Edition Française: Alix Reboul-Salze, attachée au bureau de l’Unicef au Yémen, explique à Global Geneva que la crise humanitaire yéménite résulte d’une convergence tragique de plusieurs menaces pour le pays depuis l’intensification du conflit il y a presque sept ans : un conflit violent qui dure, une crise économique profonde, des infrastructures et des services délabrés dans tous les domaines – santé, nutrition, eau et assainissement, protection et éducation, une réponse de l’ONU sous-financée, sans oublier la pandémie de COVID-19.

« Ces facteurs s’ajoutent à des éléments qui de longue date ont fait du Yémen l’un des pays les plus invivables pour les enfants et les mères : de la nourriture de mauvaise qualité et en quantités insuffisantes ; des taux élevés de maladies transmissibles, des niveaux élevés de malnutrition, un accès limité aux services de santé, de mauvaises conditions d’assainissement et d’hygiène et l’incapacité de nombreux enfants à accéder à des soins de santé primaire, y compris à des vaccins essentiels tels que ceux contre la polio ou la rougeole », ajoute la représentante de l’UNICEF.

« Les enfants au Yémen luttent pour survivre à l’une des pires crises humanitaires au monde. Après bientôt sept ans de conflit, près de quatre enfants sur cinq – 12,3 millions – ont désespérément besoin d’aide. Des dizaines de milliers d’enfants sont morts à cause du conflit, de malnutrition, ou de maladies évitables. Quatre millions de Yéménites, dont 1,7 million d’enfants, ont été forcés de quitter leur maison et vivent dans des camps ou des implantations sauvages dans d’autres endroits du Yémen », souligne-t-elle.
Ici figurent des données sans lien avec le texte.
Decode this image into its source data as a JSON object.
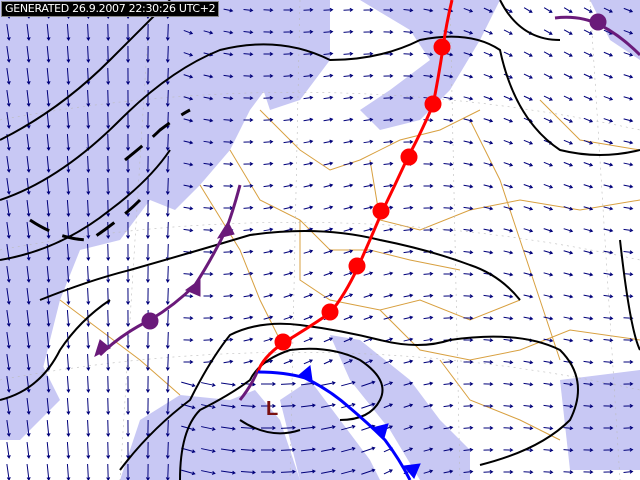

Les chiffres qui illustrent le drame vécu par les plus jeunes se passent de commentaires : 80 % de la population, dont 10,2 millions d’enfants, ont besoin d’une aide humanitaire d’urgence ; près de 2,3 millions d’enfants de moins de 5 ans souffrent de malnutrition aiguë ; près de 400 000 d’entre eux souffrant de malnutrition aiguë sévère pourraient mourir en l’absence d’un traitement urgent.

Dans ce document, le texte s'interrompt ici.